Profit-Taking Triggers Technical Pullback in Crude Markets
After an impressive three-day rally, traders opted to realize gains, which is a natural market behavior when prices surge significantly. This profit-realization phase often precedes consolidation before the next directional move. The technical pullback reflects investors’ cautious positioning as they reassess risk-reward dynamics in the energy complex.
Dollar Strength and Political Headwinds Weigh on Energy Prices
The U.S. Dollar Index climbed to 96.75, up 0.47% (+0.49%), exerting downward pressure on dollar-denominated commodities like crude oil. A stronger greenback makes oil more expensive for foreign buyers, typically reducing demand. Simultaneously, diplomatic developments, including potential mediation efforts by Turkey in the U.S.-Iran standoff, signaled possible de-escalation, which dampened oil prices that had been supported by supply-disruption concerns.

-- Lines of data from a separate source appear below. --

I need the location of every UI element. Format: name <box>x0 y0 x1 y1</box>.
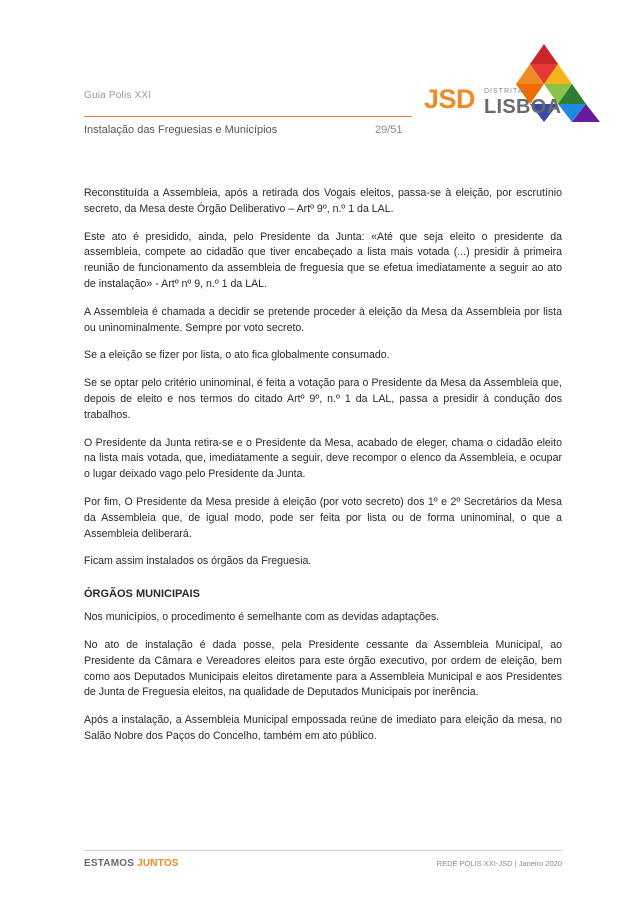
paragraph: Nos municípios, o procedimento é semelhante com as devidas adaptações. <box>84 611 440 624</box>
paragraph: A Assembleia é chamada a decidir se pretende proceder à eleição da Mesa da Assembleia por lista ou uninominalmente. Sempre por voto secreto. <box>84 305 562 334</box>
paragraph: Após a instalação, a Assembleia Municipal empossada reúne de imediato para eleição da mesa, no Salão Nobre dos Paços do Concelho, também em ato público. <box>84 714 562 742</box>
paragraph: Por fim, O Presidente da Mesa preside à eleição (por voto secreto) dos 1º e 2º Secretários da Mesa da Assembleia que, de igual modo, pode ser feita por lista ou de forma uninominal, o que a Assembleia deliberará. <box>84 495 562 540</box>
paragraph: Ficam assim instalados os órgãos da Freguesia. <box>84 555 312 568</box>
footer-slogan-word-1: ESTAMOS <box>84 858 135 869</box>
document-body <box>84 186 562 757</box>
page-number: 29/51 <box>375 124 403 136</box>
header-guide-label: Guia Polis XXI <box>84 90 152 101</box>
logo-jsd-text: JSD <box>424 84 476 114</box>
footer-rule <box>84 850 562 851</box>
paragraph: Reconstituída a Assembleia, após a retirada dos Vogais eleitos, passa-se à eleição, por escrutínio secreto, da Mesa deste Órgão Deliberativo – Artº 9º, n.º 1 da LAL. <box>84 187 562 215</box>
paragraph: O Presidente da Junta retira-se e o Presidente da Mesa, acabado de eleger, chama o cidadão eleito na lista mais votada, que, imediatamente a seguir, deve recompor o elenco da Assembleia, e ocupar o lugar deixado vago pelo Presidente da Junta. <box>84 436 562 481</box>
header-rule <box>84 116 412 117</box>
header-subtitle: Instalação das Freguesias e Municípios <box>84 124 278 136</box>
section-heading: ÓRGÃOS MUNICIPAIS <box>84 588 200 601</box>
paragraph: Se se optar pelo critério uninominal, é feita a votação para o Presidente da Mesa da Assembleia que, depois de eleito e nos termos do citado Artº 9º, n.º 1 da LAL, passa a presidir à condução dos trabalhos. <box>84 377 562 421</box>
footer-slogan <box>84 858 179 869</box>
logo-lisboa-text: LISBOA <box>484 96 562 118</box>
logo-distrital-text: DISTRITAL <box>484 88 529 95</box>
paragraph: Se a eleição se fizer por lista, o ato fica globalmente consumado. <box>84 349 390 362</box>
footer-credit: REDE POLIS XXI-JSD | Janeiro 2020 <box>436 859 562 868</box>
paragraph: No ato de instalação é dada posse, pela Presidente cessante da Assembleia Municipal, ao Presidente da Câmara e Vereadores eleitos para este órgão executivo, por ordem de eleição, bem como aos Deputados Municipais eleitos diretamente para a Assembleia Municipal e aos Presidentes de Junta de Freguesia eleitos, na qualidade de Deputados Municipais por inerência. <box>84 638 562 699</box>
footer-slogan-word-2: JUNTOS <box>137 858 179 869</box>
paragraph: Este ato é presidido, ainda, pelo Presidente da Junta: «Até que seja eleito o presidente da assembleia, compete ao cidadão que tiver encabeçado a lista mais votada (...) presidir à primeira reunião de funcionamento da assembleia de freguesia que se efetua imediatamente a seguir ao ato de instalação» - Artº nº 9, n.º 1 da LAL. <box>84 230 562 290</box>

Political uncertainty in Washington also played a role, as the U.S. government approached a potential partial shutdown with no immediate funding agreement in place by midnight. Additionally, market participants reacted to the Trump administration’s announcement of Kevin Warsh as the nominee to succeed Federal Reserve Chair Jerome Powell. Warsh’s hawkish stance on interest rates contrasts with Trump’s preference for lower rates, creating mixed signals for asset pricing.
Oil Supply Dynamics Shift Amid Venezuela Policy Changes
The Trump administration’s recent easing of sanctions on Venezuela’s oil sector and the removal of Nicolas Maduro from power have altered the global oil supply landscape. Venezuela’s new leadership has amended hydrocarbon policies to grant private companies greater control over oil production and sales, benefiting U.S. energy companies seeking crude supplies.
Meanwhile, U.S. commercial crude oil inventories fell by 2.3 million barrels for the week ending in late January, excluding Strategic Petroleum Reserve stockpiles, indicating tighter near-term supply balances.
Middle East Tensions and Iranian Drills Pose Supply Risks
Despite Trump’s threats of severe action against Iran over its nuclear programs, Tehran has maintained its defiant stance. Iran’s announcement of “live-fire drills” in and around the Strait of Hormuz—a critical chokepoint through which roughly one-third of global seaborne oil transits—has heightened shipping concerns and amplified supply-disruption risks. U.S. naval forces remain positioned near Iranian waters, while Turkey continues diplomatic efforts to bridge the divide.
Chinese Demand and Global Supply Considerations
China’s crude oil imports reached historic levels last year, averaging 11.55 million barrels per day. Recent data showed December 2025 imports at 2.67 million bpd, up sharply from 1.88 million bpd in November, demonstrating robust Chinese appetite for crude despite slower economic growth. This sustained demand provides underlying support to global prices.
At Trump’s behest, Russia agreed to a temporary ceasefire on Ukraine through early February, though territorial disputes remain a sticking point in potential peace negotiations, creating uncertainty around global energy markets tied to Russian energy supplies.
The oil market continues to edge through competing pressures—fundamental supply concerns balanced against demand worries and currency fluctuations—leaving prices vulnerable to fresh headlines and policy shifts.